Primer name Sequence
E0840_FW ATTAAAGAGGAGAAATACTAGATGCGTAAAGG
J23113-E0840_FW CGGCGAATTCGCGGCCGCTTCTAGAGCTGATGGCTAGCTCAGTCCTAGGGATTATGCTAGCATTAAAGAGGAGAAATACTAGATGCGTAAAGG
VR ATTACCGCCTTTGAGTGAGC

To prevent annealing of the primer containing the promoter (J23113-E0840_FW) to the BioBrick prefix, a preliminary PCR was performed with a forward primer not containing the BioBrick prefix (E0840_FW) (Figure 1).

Figure 1: Construction of the biobrick K1890024 by means of two PCRs, using biobrick E0840 as a template.

Characterization

In order to validate the fluorescence of the gene product, the plasmid was expressed in E. coli BL21, which was grown in eM9 medium. A fluorescence spectrum was measured in a plate reader at the excitation wavelength of 488 nm (Figure 2).

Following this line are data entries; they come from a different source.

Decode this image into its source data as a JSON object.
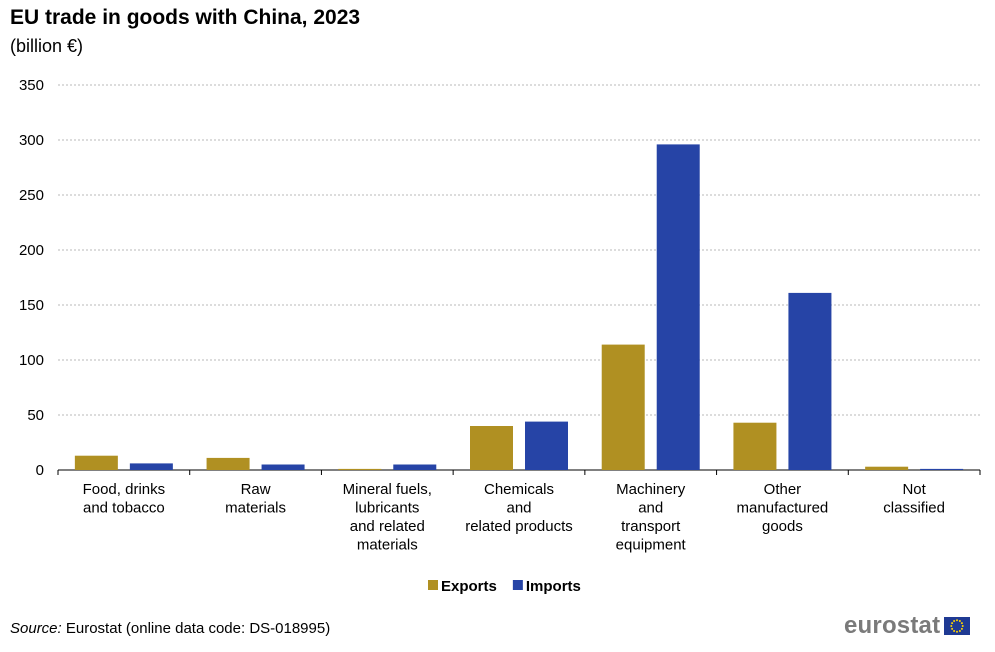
{
  "title": "EU trade in goods with China, 2023",
  "subtitle": "(billion €)",
  "source_label": "Source:",
  "source_text": " Eurostat (online data code: DS-018995)",
  "logo_text": "eurostat",
  "chart_data": {
    "type": "bar",
    "title": "EU trade in goods with China, 2023",
    "subtitle": "(billion €)",
    "xlabel": "",
    "ylabel": "",
    "ylim": [
      0,
      350
    ],
    "yticks": [
      0,
      50,
      100,
      150,
      200,
      250,
      300,
      350
    ],
    "grid": true,
    "legend_position": "bottom",
    "categories": [
      [
        "Food, drinks",
        "and tobacco"
      ],
      [
        "Raw",
        "materials"
      ],
      [
        "Mineral fuels,",
        "lubricants",
        "and related",
        "materials"
      ],
      [
        "Chemicals",
        "and",
        "related products"
      ],
      [
        "Machinery",
        "and",
        "transport",
        "equipment"
      ],
      [
        "Other",
        "manufactured",
        "goods"
      ],
      [
        "Not",
        "classified"
      ]
    ],
    "series": [
      {
        "name": "Exports",
        "color": "#b09022",
        "values": [
          13,
          11,
          1,
          40,
          114,
          43,
          3
        ]
      },
      {
        "name": "Imports",
        "color": "#2644a6",
        "values": [
          6,
          5,
          5,
          44,
          296,
          161,
          1
        ]
      }
    ]
  }
}
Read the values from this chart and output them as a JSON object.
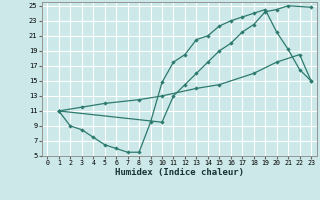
{
  "xlabel": "Humidex (Indice chaleur)",
  "bg_color": "#cce8e8",
  "grid_color": "#ffffff",
  "line_color": "#2d7a6e",
  "xlim": [
    -0.5,
    23.5
  ],
  "ylim": [
    5,
    25.5
  ],
  "xticks": [
    0,
    1,
    2,
    3,
    4,
    5,
    6,
    7,
    8,
    9,
    10,
    11,
    12,
    13,
    14,
    15,
    16,
    17,
    18,
    19,
    20,
    21,
    22,
    23
  ],
  "yticks": [
    5,
    7,
    9,
    11,
    13,
    15,
    17,
    19,
    21,
    23,
    25
  ],
  "line1_x": [
    1,
    2,
    3,
    4,
    5,
    6,
    7,
    8,
    9,
    10,
    11,
    12,
    13,
    14,
    15,
    16,
    17,
    18,
    19,
    20,
    21,
    22,
    23
  ],
  "line1_y": [
    11,
    9,
    8.5,
    7.5,
    6.5,
    6,
    5.5,
    5.5,
    9.5,
    14.8,
    17.5,
    18.5,
    20.5,
    21,
    22.3,
    23,
    23.5,
    24,
    24.5,
    21.5,
    19.2,
    16.5,
    15
  ],
  "line2_x": [
    1,
    10,
    11,
    12,
    13,
    14,
    15,
    16,
    17,
    18,
    19,
    20,
    21,
    23
  ],
  "line2_y": [
    11,
    9.5,
    13,
    14.5,
    16,
    17.5,
    19,
    20,
    21.5,
    22.5,
    24.2,
    24.5,
    25,
    24.8
  ],
  "line3_x": [
    1,
    3,
    5,
    8,
    10,
    13,
    15,
    18,
    20,
    22,
    23
  ],
  "line3_y": [
    11,
    11.5,
    12,
    12.5,
    13,
    14,
    14.5,
    16,
    17.5,
    18.5,
    15
  ]
}
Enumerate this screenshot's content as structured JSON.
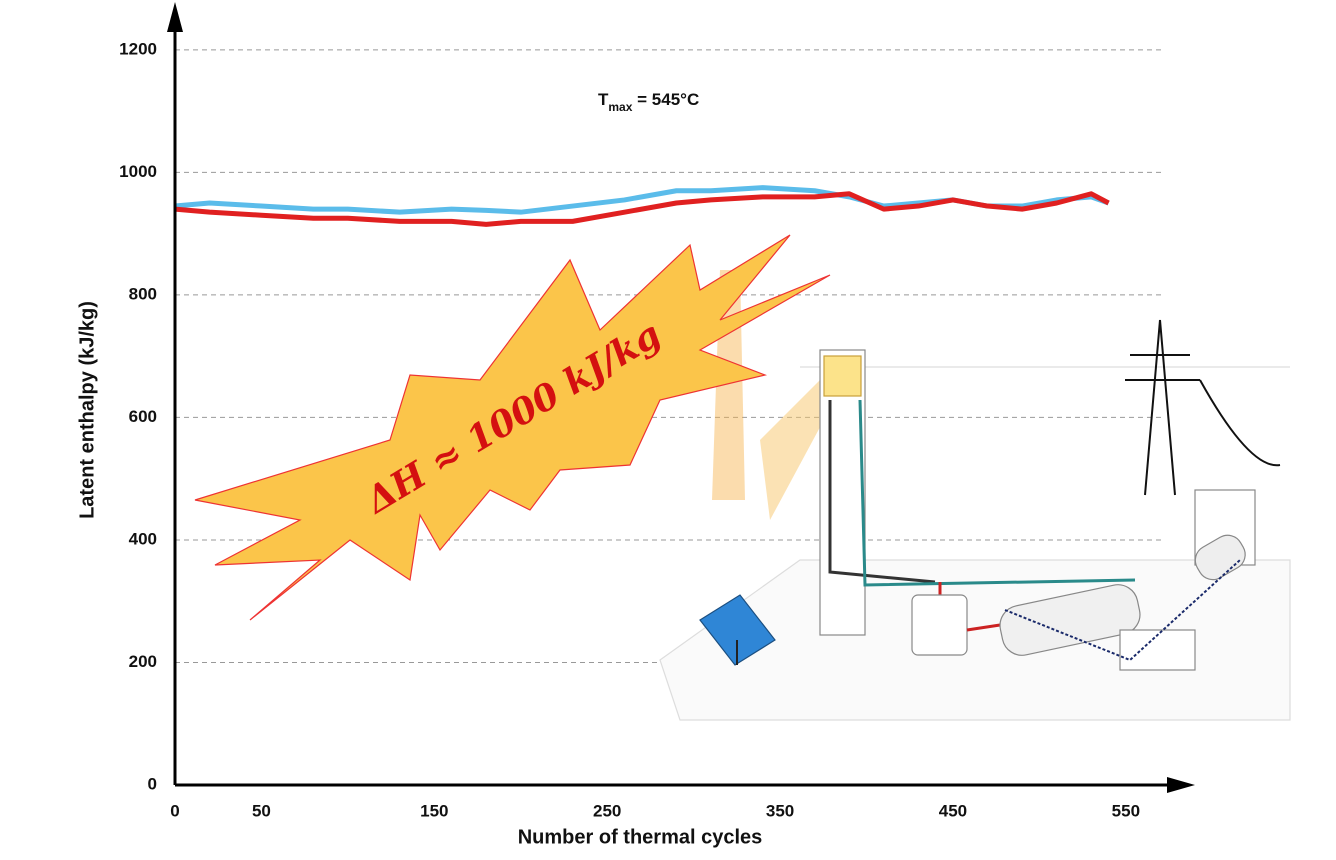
{
  "chart_data": {
    "type": "line",
    "x_label": "Number of thermal cycles",
    "y_label": "Latent enthalpy (kJ/kg)",
    "x": [
      0,
      20,
      50,
      80,
      100,
      130,
      160,
      180,
      200,
      230,
      260,
      290,
      310,
      340,
      370,
      390,
      410,
      430,
      450,
      470,
      490,
      510,
      530,
      540
    ],
    "series": [
      {
        "color": "#5bbcea",
        "values": [
          945,
          950,
          945,
          940,
          940,
          935,
          940,
          938,
          935,
          945,
          955,
          970,
          970,
          975,
          970,
          960,
          945,
          950,
          955,
          945,
          945,
          955,
          960,
          950
        ]
      },
      {
        "color": "#e02020",
        "values": [
          940,
          935,
          930,
          925,
          925,
          920,
          920,
          915,
          920,
          920,
          935,
          950,
          955,
          960,
          960,
          965,
          940,
          945,
          955,
          945,
          940,
          950,
          965,
          950
        ]
      }
    ],
    "xlim": [
      0,
      590
    ],
    "ylim": [
      0,
      1265
    ],
    "xticks": [
      0,
      50,
      150,
      250,
      350,
      450,
      550
    ],
    "yticks": [
      0,
      200,
      400,
      600,
      800,
      1000,
      1200
    ],
    "grid": true,
    "annotations": [
      {
        "main": "T",
        "sub": "max",
        "suffix": " = 545°C"
      },
      {
        "text": "ΔH  ≈ 1000 kJ/kg"
      }
    ]
  }
}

Figure 2: Fluorescence spectrum of E. coli BL21 expressing this part at the excitation wavelength of 488 nm.

As documented by Cormack et al. the emission peak is indeed at 511 nm.

In order to compare this part to the other members of its collection, the spectra were measured in the same plate reader and the results were normalized by dividing by the OD600 (Figure 3).

Figure 3: Fluorescence spectrum of E. coli BL21 expressing GFP under five different constitutive promoters, at the excitation wavelength of 488 nm.

The fluorescence intensity of each of the individual strains is as expected, as compared to the promoter strengths.

References

[1] Cormack, B. P., Valdivia, R. H., & Falkow, S. (1996). FACS-optimized mutants of the green fluorescent protein (GFP). Gene, 173(1), 33-38.